Just for concreteness, I’m pasting in one of the models from the linked repo:
functions {
real hnormal_lpdf(vector y, real sigma) {
int N = rows(y);
vector[N] prob;
real lprob;
for (i in 1:N) {
prob[i] = log(2*sigma)-log(pi())-(y[i]^2*sigma^2)/pi();
}
lprob = sum(prob);
return lprob;
}
real nhnormal_pdf(real y, row_vector x, real alpha, vector beta, real sigma, real lambda) {
real prob;
real sigs = sqrt(sigma^2 + lambda);
real delt = sqrt(lambda)/sigma;
real epsi = y - alpha - x * beta;
prob = (0.5) * log(2 / pi()) - log(sigs) + normal_lcdf(epsi*delt/sigs|0,1) - (epsi^2)/(2*sigs^2);
return prob;
}
}
data {
int<lower=0> N; // Number of observations
int<lower=0> K; // Number of factors of cost function
matrix[N, K] x; // Matrix of factors of cost function
vector[N] y; // Vector of costs
}
parameters {
real alpha; // Intercept
vector[K] beta; // Coefficients of the cost function
real<lower=0> sigma; // Error standard deviation
real<lower=0> lambda; // Parameter of half-normal inefficiency distribution
vector<lower=0>[N] u; // Inefficiency terms
}
model {
alpha ~ normal(0, 100);
beta ~ normal(0, 100);
sigma ~ inv_gamma(0.001, 0.001);
lambda ~ gamma(1, 1/37.5);
u ~ hnormal(lambda);
y ~ normal(alpha + x * beta + u, sigma);
}
generated quantities {
vector[N] eff;
vector[N] log_lik;
eff = exp(-u);
for (i in 1:N) {
log_lik[i] = nhnormal_pdf(y[i], x[i], alpha, beta, sigma, lambda);
}
}
First, we don’t recommend those diffuse gamma priors—there’s a discussion in the Stan manual in the chapter on regression.
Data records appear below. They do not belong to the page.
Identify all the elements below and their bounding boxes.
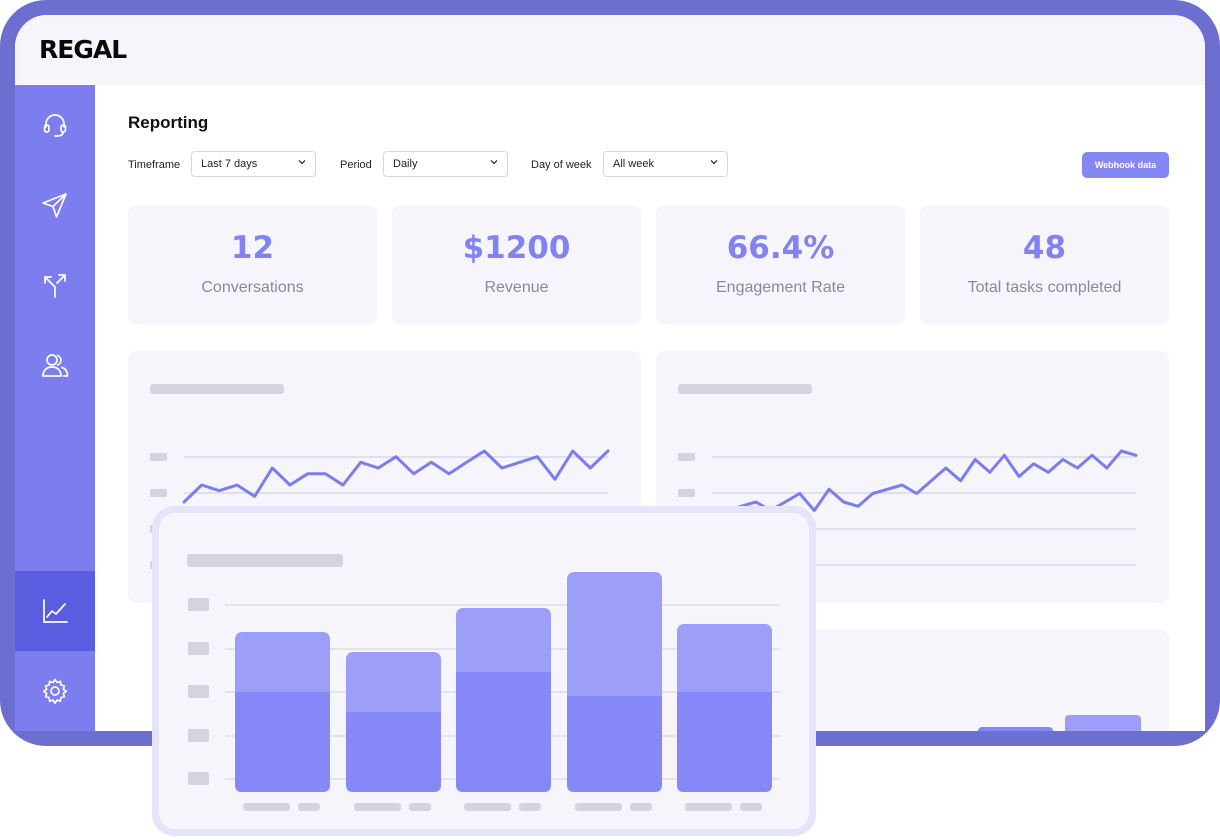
stat-card-tasks-completed: 48 Total tasks completed	[920, 206, 1169, 324]
bar-segment-bottom	[456, 672, 551, 792]
stat-value: $1200	[462, 230, 571, 266]
chevron-down-icon	[298, 160, 306, 165]
stat-label: Revenue	[484, 279, 549, 296]
data-line	[182, 449, 610, 504]
send-icon	[42, 193, 67, 218]
bar-chart-panel	[159, 513, 809, 829]
bar-segment-bottom	[346, 712, 441, 792]
gear-icon	[42, 678, 68, 704]
y-label-placeholder	[150, 489, 167, 497]
page-title: Reporting	[128, 113, 209, 132]
bar-segment-bottom	[235, 692, 330, 792]
data-line	[710, 449, 1138, 517]
stat-card-engagement-rate: 66.4% Engagement Rate	[656, 206, 905, 324]
stat-card-revenue: $1200 Revenue	[392, 206, 641, 324]
x-label-placeholder	[519, 803, 541, 811]
y-label-placeholder	[678, 489, 695, 497]
stat-label: Engagement Rate	[716, 279, 845, 296]
line-chart-icon	[43, 599, 68, 623]
timeframe-label: Timeframe	[128, 159, 181, 171]
users-icon	[42, 354, 69, 377]
period-label: Period	[340, 159, 372, 171]
day-of-week-label: Day of week	[531, 159, 592, 171]
x-label-placeholder	[575, 803, 622, 811]
y-label-placeholder	[678, 453, 695, 461]
x-label-placeholder	[630, 803, 652, 811]
y-label-placeholder	[150, 453, 167, 461]
chevron-down-icon	[490, 160, 498, 165]
y-label-placeholder	[188, 772, 209, 785]
stat-card-conversations: 12 Conversations	[128, 206, 377, 324]
chevron-down-icon	[710, 160, 718, 165]
bar-segment-bottom	[567, 696, 662, 792]
x-label-placeholder	[354, 803, 401, 811]
stat-label: Conversations	[201, 279, 304, 296]
x-label-placeholder	[740, 803, 762, 811]
sidebar-item-reporting[interactable]	[15, 571, 95, 651]
period-value: Daily	[393, 158, 418, 170]
sidebar-item-inbox[interactable]	[15, 85, 95, 165]
regal-logo[interactable]: REGAL	[39, 35, 127, 64]
day-of-week-select[interactable]: All week	[603, 151, 728, 177]
y-label-placeholder	[188, 598, 209, 611]
x-label-placeholder	[464, 803, 511, 811]
webhook-data-button[interactable]: Webhook data	[1082, 152, 1169, 178]
x-label-placeholder	[298, 803, 320, 811]
stat-value: 66.4%	[726, 230, 835, 266]
bar-peek	[978, 727, 1053, 731]
headset-icon	[43, 114, 67, 137]
timeframe-value: Last 7 days	[201, 158, 258, 170]
y-label-placeholder	[188, 685, 209, 698]
sidebar-item-campaigns[interactable]	[15, 165, 95, 245]
stat-value: 12	[230, 230, 275, 266]
sidebar-item-contacts[interactable]	[15, 325, 95, 405]
bar-chart	[187, 554, 780, 811]
y-label-placeholder	[188, 642, 209, 655]
floating-bar-chart-card	[152, 506, 816, 836]
sidebar-item-journeys[interactable]	[15, 245, 95, 325]
bar-segment-bottom	[677, 692, 772, 792]
title-placeholder	[150, 384, 284, 394]
top-bar: REGAL	[15, 15, 1205, 85]
sidebar-item-settings[interactable]	[15, 651, 95, 731]
stat-label: Total tasks completed	[967, 279, 1122, 296]
x-label-placeholder	[409, 803, 431, 811]
title-placeholder	[678, 384, 812, 394]
bar-peek	[1065, 715, 1141, 731]
timeframe-select[interactable]: Last 7 days	[191, 151, 316, 177]
stat-value: 48	[1022, 230, 1067, 266]
sidebar	[15, 85, 95, 731]
split-arrows-icon	[44, 274, 66, 298]
x-label-placeholder	[685, 803, 732, 811]
period-select[interactable]: Daily	[383, 151, 508, 177]
y-label-placeholder	[188, 729, 209, 742]
x-label-placeholder	[243, 803, 290, 811]
day-of-week-value: All week	[613, 158, 654, 170]
title-placeholder	[187, 554, 343, 567]
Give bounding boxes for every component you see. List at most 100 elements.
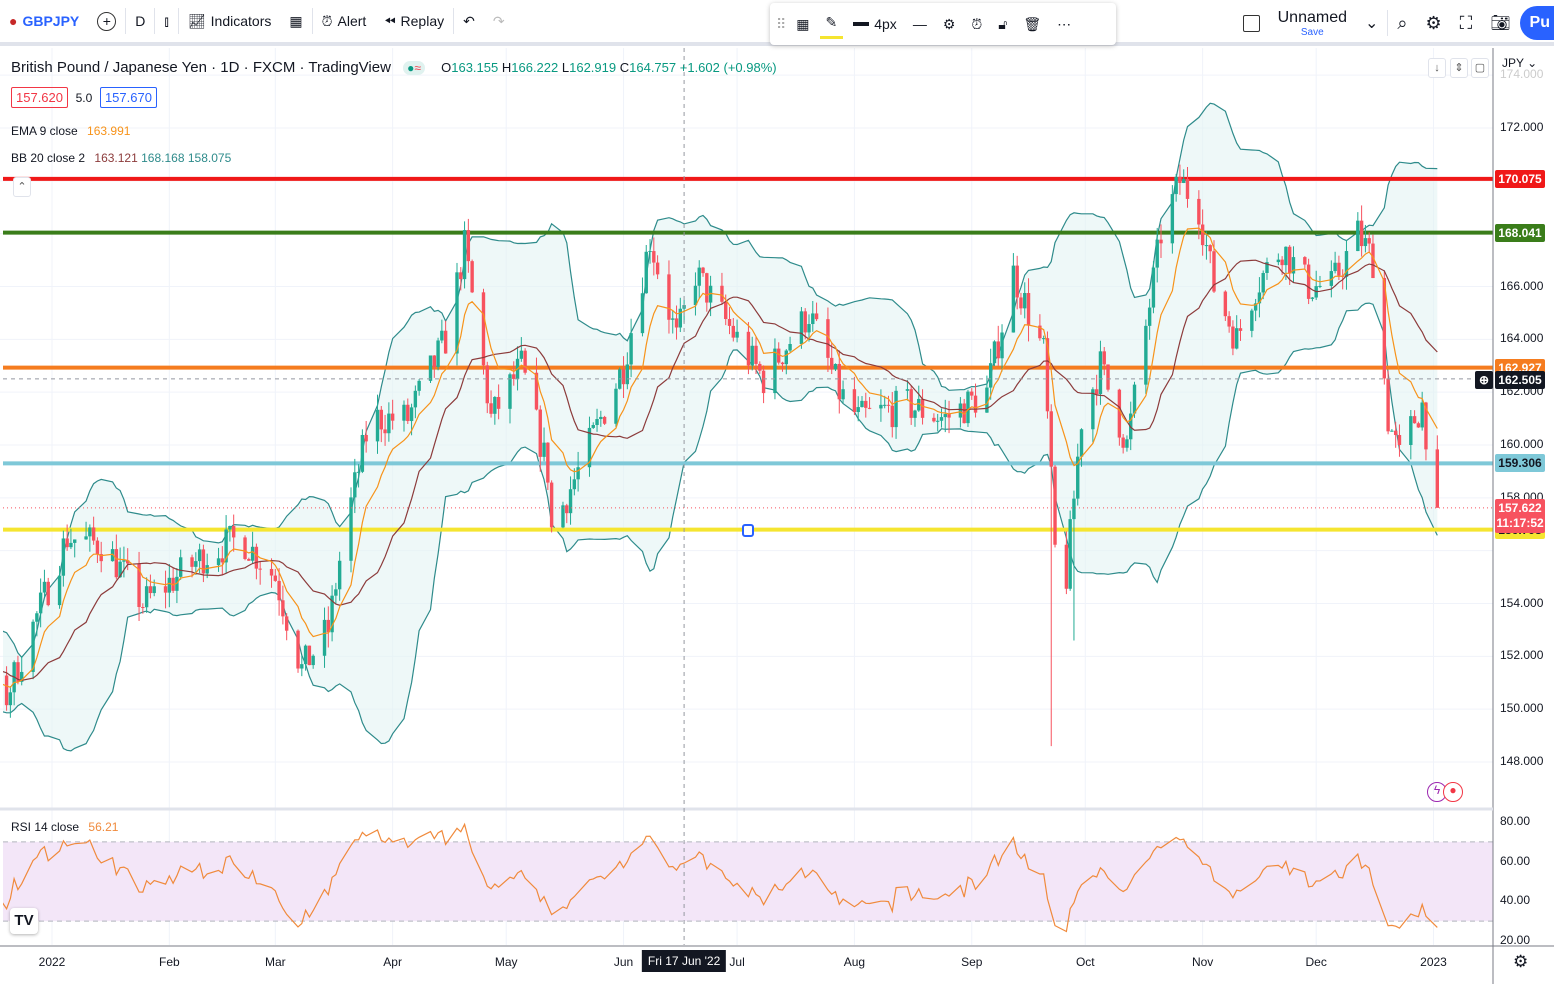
candle-body <box>534 372 539 410</box>
candle-body <box>1208 245 1212 252</box>
candle-body <box>837 363 841 400</box>
candle-body <box>122 560 126 562</box>
candle-body <box>917 398 921 411</box>
candle-body <box>754 345 758 364</box>
candle-body <box>364 434 368 442</box>
alert-drawing-button[interactable]: ⏰︎ <box>965 5 988 43</box>
settings-button[interactable]: ⚙ <box>1416 4 1450 42</box>
candle-body <box>572 479 577 490</box>
tradingview-logo[interactable]: TV <box>10 908 38 934</box>
price-tick-label: 154.000 <box>1500 595 1544 610</box>
layout-name[interactable]: Unnamed Save <box>1277 8 1347 38</box>
publish-button[interactable]: Pu <box>1519 6 1554 40</box>
snapshot-button[interactable]: 📷︎ <box>1481 4 1519 42</box>
candle-body <box>228 526 232 530</box>
fullscreen-button[interactable]: ⛶ <box>1451 4 1482 42</box>
interval-button[interactable]: D <box>135 13 146 29</box>
candle-body <box>1310 297 1315 299</box>
scroll-down-button[interactable]: ↓ <box>1428 58 1446 78</box>
alert-button[interactable]: ⏰︎ Alert <box>321 12 367 30</box>
candle-body <box>334 589 338 596</box>
settings-button[interactable]: ⚙ <box>937 5 962 43</box>
layout-dropdown[interactable]: ⌄ <box>1356 4 1387 42</box>
candle-body <box>1382 278 1387 379</box>
templates-button[interactable]: ▦ <box>280 2 311 40</box>
candle-body <box>523 350 527 373</box>
candle-body <box>1038 325 1042 339</box>
drawing-anchor-handle[interactable] <box>742 524 754 537</box>
delete-button[interactable]: 🗑︎ <box>1017 5 1047 43</box>
time-tick-label: Apr <box>383 955 402 969</box>
candle-body <box>1223 291 1228 317</box>
thickness-button[interactable]: 4px <box>847 5 903 43</box>
candle-body <box>807 324 811 333</box>
rsi-tick-label: 40.00 <box>1500 893 1531 908</box>
candle-body <box>31 621 35 672</box>
symbol-search[interactable]: ● GBPJPY <box>9 13 80 29</box>
candle-body <box>137 563 141 608</box>
add-template-button[interactable]: ▦ <box>790 5 815 43</box>
collapse-pane-button[interactable]: ⇕ <box>1450 58 1468 78</box>
indicator-lines <box>3 227 1438 689</box>
candle-body <box>720 285 724 302</box>
candle-body <box>470 261 474 293</box>
candle-body <box>1125 439 1129 448</box>
candle-body <box>481 292 486 366</box>
replay-button[interactable]: ⏪︎ Replay <box>384 12 445 30</box>
candle-body <box>254 546 259 569</box>
more-button[interactable]: ⋯ <box>1051 5 1077 43</box>
gear-icon[interactable]: ⚙ <box>1513 952 1529 971</box>
currency-selector[interactable]: JPY ⌄ <box>1502 56 1538 70</box>
ema-legend[interactable]: EMA 9 close 163.991 <box>11 124 131 138</box>
layout-button[interactable] <box>1234 4 1269 42</box>
candle-body <box>16 662 20 682</box>
candle-body <box>148 586 153 594</box>
candle-body <box>561 505 565 528</box>
rsi-legend[interactable]: RSI 14 close 56.21 <box>11 820 119 834</box>
candle-body <box>625 364 630 385</box>
candle-body <box>1386 378 1390 432</box>
collapse-icon: ⇕ <box>1454 62 1464 74</box>
candle-body <box>250 546 255 561</box>
horizontal-lines[interactable] <box>3 176 1493 532</box>
right-toolbar: Unnamed Save ⌄ ⌕ ⚙ ⛶ 📷︎ Pu <box>1234 0 1554 46</box>
candle-body <box>621 369 626 385</box>
plus-icon: ⊕ <box>1478 373 1490 387</box>
redo-button[interactable]: ↷ <box>484 2 514 40</box>
record-icon[interactable]: ● <box>1443 782 1463 802</box>
drag-handle-icon[interactable]: ⠿ <box>776 15 787 32</box>
candle-body <box>303 645 308 665</box>
sell-button[interactable]: 157.620 <box>11 87 68 108</box>
color-button[interactable]: ✎ <box>819 9 844 39</box>
line-style-button[interactable]: — <box>907 5 933 43</box>
bb-legend[interactable]: BB 20 close 2 163.121 168.168 158.075 <box>11 151 232 165</box>
candle-body <box>1117 389 1122 438</box>
chart-type-button[interactable]: ⫾ <box>155 2 177 40</box>
candle-body <box>152 586 156 594</box>
add-alert-plus-button[interactable]: ⊕ <box>1475 371 1493 389</box>
candle-body <box>724 301 728 320</box>
indicators-button[interactable]: 📈︎ Indicators <box>187 12 272 30</box>
candle-body <box>1257 292 1262 304</box>
buy-button[interactable]: 157.670 <box>99 87 157 108</box>
candle-body <box>57 575 62 606</box>
candle-body <box>1132 384 1137 414</box>
maximize-pane-button[interactable]: ▢ <box>1471 58 1489 78</box>
compare-button[interactable]: + <box>88 2 125 40</box>
candle-body <box>46 581 50 606</box>
collapse-legend-button[interactable]: ⌃ <box>13 177 31 197</box>
candle-body <box>436 340 440 367</box>
arrow-down-icon: ↓ <box>1434 62 1440 74</box>
fullscreen-icon: ⛶ <box>1459 12 1473 33</box>
candle-body <box>296 630 300 669</box>
search-button[interactable]: ⌕ <box>1388 4 1416 42</box>
symbol-title[interactable]: British Pound / Japanese Yen · 1D · FXCM… <box>11 59 391 76</box>
candle-body <box>758 363 762 371</box>
candle-body <box>190 557 194 567</box>
lock-button[interactable]: 🔓︎ <box>992 5 1013 43</box>
time-tick-label: Aug <box>843 955 866 969</box>
time-tick-label: 2023 <box>1420 955 1447 969</box>
rsi-tick-label: 80.00 <box>1500 814 1531 828</box>
undo-button[interactable]: ↶ <box>454 2 484 40</box>
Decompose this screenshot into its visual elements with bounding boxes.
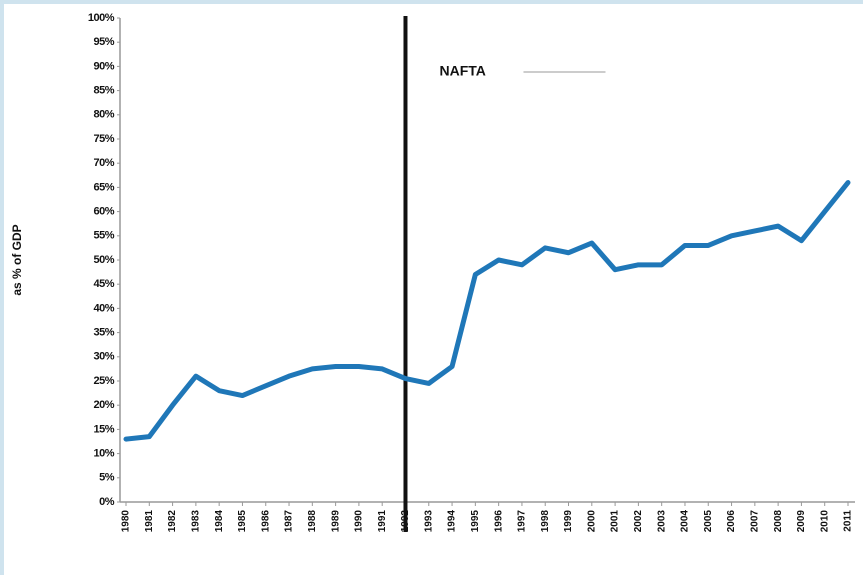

We generally recommend at least weakly informative priors that indicate the scale of the parameters.
You can vectorize for efficiency and you don’t need all those intermediates. This,
real hnormal_lpdf(vector y, real sigma) {
int N = rows(y);
vector[N] prob;
real lprob;
for (i in 1:N) {
prob[i] = log(2*sigma)-log(pi())-(y[i]^2*sigma^2)/pi();
}
lprob = sum(prob);
return lprob;
}
can be reduced to a much more efficient one liner
real hnormal_lpdf(vector y, real sigma) {
return rows(y) * (log(2 * sigma) - log(pi()))
- dot_self(y) / pi() * square(sigma);
}
with only N + 3 multiplications, one division, and two subtractions. I took the additional measure of guessing that y
might be data, so that the dot-self and division by pi()
are together so as to minimize operations involving parameters (which is where the real cost is because of the need to store the expressions and compute derivatives).